I lean against the counter to watch her. She efficiently adds both types of food to his food bowl and runs cold water from the tap. She finishes off his water with a few ice cubes from the freezer. There's so much I want to tell her but she's tired. Traveling really takes a lot out of a person and I can't imagine traveling with an infant and a dog wouldn't multiply that by about 10.

"What can I do?" I ask, hoping she will understand the real meaning of what I'm asking. I can only hope she would just spell it out for me. I'm a quick learner and I would follow her directive to the letter but I know that she isn't interested in a deep conversation right now and she opts for a simple 'Nothing' as a reply. I had waited on her to eat and seeing her let Lex back in and pulling out a granola bar from her pocket while sitting down close to Lex's bowls tells me that she is not interested in eating with me.
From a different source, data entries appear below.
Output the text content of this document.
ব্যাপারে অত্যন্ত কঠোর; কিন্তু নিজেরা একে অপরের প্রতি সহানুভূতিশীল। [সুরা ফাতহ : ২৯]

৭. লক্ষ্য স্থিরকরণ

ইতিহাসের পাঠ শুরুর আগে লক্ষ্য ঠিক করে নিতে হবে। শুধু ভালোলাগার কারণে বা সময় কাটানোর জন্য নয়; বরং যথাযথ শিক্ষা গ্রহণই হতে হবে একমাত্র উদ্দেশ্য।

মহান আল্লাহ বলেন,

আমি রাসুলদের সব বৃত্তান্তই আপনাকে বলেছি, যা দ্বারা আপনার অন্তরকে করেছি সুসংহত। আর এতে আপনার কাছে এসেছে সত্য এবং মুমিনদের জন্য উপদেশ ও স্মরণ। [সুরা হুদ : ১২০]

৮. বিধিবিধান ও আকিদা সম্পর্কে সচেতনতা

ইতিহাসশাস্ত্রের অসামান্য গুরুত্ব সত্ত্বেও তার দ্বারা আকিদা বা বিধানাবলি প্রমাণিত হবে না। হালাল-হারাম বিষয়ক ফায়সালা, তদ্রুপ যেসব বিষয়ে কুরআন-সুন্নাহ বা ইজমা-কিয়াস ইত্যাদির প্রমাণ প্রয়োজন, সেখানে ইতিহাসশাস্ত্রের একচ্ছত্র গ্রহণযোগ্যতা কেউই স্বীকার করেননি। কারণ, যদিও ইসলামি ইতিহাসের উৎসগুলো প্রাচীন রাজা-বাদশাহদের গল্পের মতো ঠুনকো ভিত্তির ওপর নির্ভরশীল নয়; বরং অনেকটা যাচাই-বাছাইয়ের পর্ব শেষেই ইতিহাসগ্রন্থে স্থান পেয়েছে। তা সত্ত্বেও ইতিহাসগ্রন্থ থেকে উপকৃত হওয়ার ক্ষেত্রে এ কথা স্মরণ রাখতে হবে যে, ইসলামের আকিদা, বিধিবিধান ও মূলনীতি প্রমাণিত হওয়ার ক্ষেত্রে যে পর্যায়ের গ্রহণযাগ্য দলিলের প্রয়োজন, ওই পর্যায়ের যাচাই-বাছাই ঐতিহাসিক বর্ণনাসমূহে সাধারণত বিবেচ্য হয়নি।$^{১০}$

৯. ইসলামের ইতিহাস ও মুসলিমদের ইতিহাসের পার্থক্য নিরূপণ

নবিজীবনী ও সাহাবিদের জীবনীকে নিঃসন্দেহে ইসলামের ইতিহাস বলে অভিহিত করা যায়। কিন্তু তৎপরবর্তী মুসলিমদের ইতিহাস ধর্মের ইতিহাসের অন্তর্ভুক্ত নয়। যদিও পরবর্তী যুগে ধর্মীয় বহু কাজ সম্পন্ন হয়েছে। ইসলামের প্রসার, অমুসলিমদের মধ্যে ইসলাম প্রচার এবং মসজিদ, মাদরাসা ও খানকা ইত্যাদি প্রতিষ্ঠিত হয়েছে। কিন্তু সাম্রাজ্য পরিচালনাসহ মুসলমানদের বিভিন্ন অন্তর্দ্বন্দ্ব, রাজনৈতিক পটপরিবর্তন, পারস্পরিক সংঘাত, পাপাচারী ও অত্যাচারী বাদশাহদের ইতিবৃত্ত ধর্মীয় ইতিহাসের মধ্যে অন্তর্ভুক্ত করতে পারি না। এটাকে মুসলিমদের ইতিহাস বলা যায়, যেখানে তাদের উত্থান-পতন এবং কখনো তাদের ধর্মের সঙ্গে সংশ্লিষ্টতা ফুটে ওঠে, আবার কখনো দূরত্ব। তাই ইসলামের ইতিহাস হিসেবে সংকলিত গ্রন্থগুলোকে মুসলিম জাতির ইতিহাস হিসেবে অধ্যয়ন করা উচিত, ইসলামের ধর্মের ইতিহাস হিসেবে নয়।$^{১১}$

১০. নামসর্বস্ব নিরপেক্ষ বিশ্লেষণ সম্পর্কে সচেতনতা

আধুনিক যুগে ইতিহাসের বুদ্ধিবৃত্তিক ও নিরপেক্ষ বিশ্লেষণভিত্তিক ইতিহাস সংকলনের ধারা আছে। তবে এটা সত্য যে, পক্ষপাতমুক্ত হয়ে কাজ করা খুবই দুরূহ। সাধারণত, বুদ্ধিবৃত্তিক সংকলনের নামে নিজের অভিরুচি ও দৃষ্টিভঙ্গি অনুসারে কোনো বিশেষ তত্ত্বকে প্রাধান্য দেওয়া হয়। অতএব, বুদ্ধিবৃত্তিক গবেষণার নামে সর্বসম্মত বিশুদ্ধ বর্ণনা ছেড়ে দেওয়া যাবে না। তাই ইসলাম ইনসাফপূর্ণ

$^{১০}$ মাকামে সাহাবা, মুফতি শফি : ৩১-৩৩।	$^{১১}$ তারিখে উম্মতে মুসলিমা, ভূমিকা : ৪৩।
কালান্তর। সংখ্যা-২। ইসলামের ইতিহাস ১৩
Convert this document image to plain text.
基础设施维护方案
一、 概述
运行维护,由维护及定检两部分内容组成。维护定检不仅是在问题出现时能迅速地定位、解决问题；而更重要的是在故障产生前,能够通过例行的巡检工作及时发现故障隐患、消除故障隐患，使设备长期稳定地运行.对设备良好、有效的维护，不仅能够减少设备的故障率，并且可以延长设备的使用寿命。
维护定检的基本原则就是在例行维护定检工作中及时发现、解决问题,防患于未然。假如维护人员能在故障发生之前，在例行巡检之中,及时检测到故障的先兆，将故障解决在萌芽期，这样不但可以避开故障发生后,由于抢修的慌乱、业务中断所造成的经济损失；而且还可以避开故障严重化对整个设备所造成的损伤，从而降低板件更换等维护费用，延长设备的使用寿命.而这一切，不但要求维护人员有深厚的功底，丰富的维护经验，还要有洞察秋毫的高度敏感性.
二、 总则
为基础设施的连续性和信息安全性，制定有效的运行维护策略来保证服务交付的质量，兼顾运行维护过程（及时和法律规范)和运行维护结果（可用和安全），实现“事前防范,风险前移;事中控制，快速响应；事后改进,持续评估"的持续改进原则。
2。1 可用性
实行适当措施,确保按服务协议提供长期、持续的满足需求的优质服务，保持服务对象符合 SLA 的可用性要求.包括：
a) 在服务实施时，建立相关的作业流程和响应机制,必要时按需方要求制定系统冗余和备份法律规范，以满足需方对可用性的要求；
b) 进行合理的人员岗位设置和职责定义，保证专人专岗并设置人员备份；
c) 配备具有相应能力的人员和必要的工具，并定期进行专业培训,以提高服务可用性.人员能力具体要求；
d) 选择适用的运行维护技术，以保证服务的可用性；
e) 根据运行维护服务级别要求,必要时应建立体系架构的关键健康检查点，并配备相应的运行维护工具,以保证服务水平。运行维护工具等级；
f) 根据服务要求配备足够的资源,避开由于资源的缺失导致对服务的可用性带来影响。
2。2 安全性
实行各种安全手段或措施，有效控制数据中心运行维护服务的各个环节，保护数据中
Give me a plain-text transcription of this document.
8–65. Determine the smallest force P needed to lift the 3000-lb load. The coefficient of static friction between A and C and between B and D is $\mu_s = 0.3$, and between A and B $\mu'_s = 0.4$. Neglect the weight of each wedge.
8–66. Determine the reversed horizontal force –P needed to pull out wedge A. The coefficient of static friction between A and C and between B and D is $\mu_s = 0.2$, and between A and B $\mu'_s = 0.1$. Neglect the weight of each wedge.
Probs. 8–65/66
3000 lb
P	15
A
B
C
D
My focus is on helping her so I stay put and silently wait. She finishes up and puts everything away.

"We're going to bed." She says, making no apology.

"Let me know if you need anything. I can take a shift with Ava at night."

"She only wakes up to eat so you can't do anything."

"Can you pump or something so I can let you sleep?" I ask, trying to be useful.

"I didn't bring a pump or bottles plus, if she doesn't wake me up then I'll wake up from not feeding her." she tells me, and I'm not quite sure what she means by that.

"My breasts get full and the pressure will wake me up anyway. Don't worry, I plan to take naps and you'll have plenty of time with her," she says as she stands and walks out, Lex following closely behind.

I wake up to the sound of doors opening and closing. I had left my door open to make sure I could hear if someone needed me but I doubted that would happen. I listen quietly at the nursery door and hear Babe's soft voice singing to Ava. I can tell the lights are off so I'm assuming she's trying to get Ava fed and back to sleep. I wait for a long time, hoping to catch Steph on the way back to her room. After 30 minutes, I stopped hearing noises but wait another hour. As quietly as I can, I open the door and look in. I see Steph asleep on the floor with the cushions from the rocker and the quilt and pillow from her bed. Lex is standing in guard mode staring at me. He's not relaxed and I'm quite sure that if I stepped into the room, I would be met with a menacing growl to warn me off. Ava seems content as does Stephanie so I quietly close the door and head back to my room disappointed. It looks like I'm going to have to work really hard to be needed around here.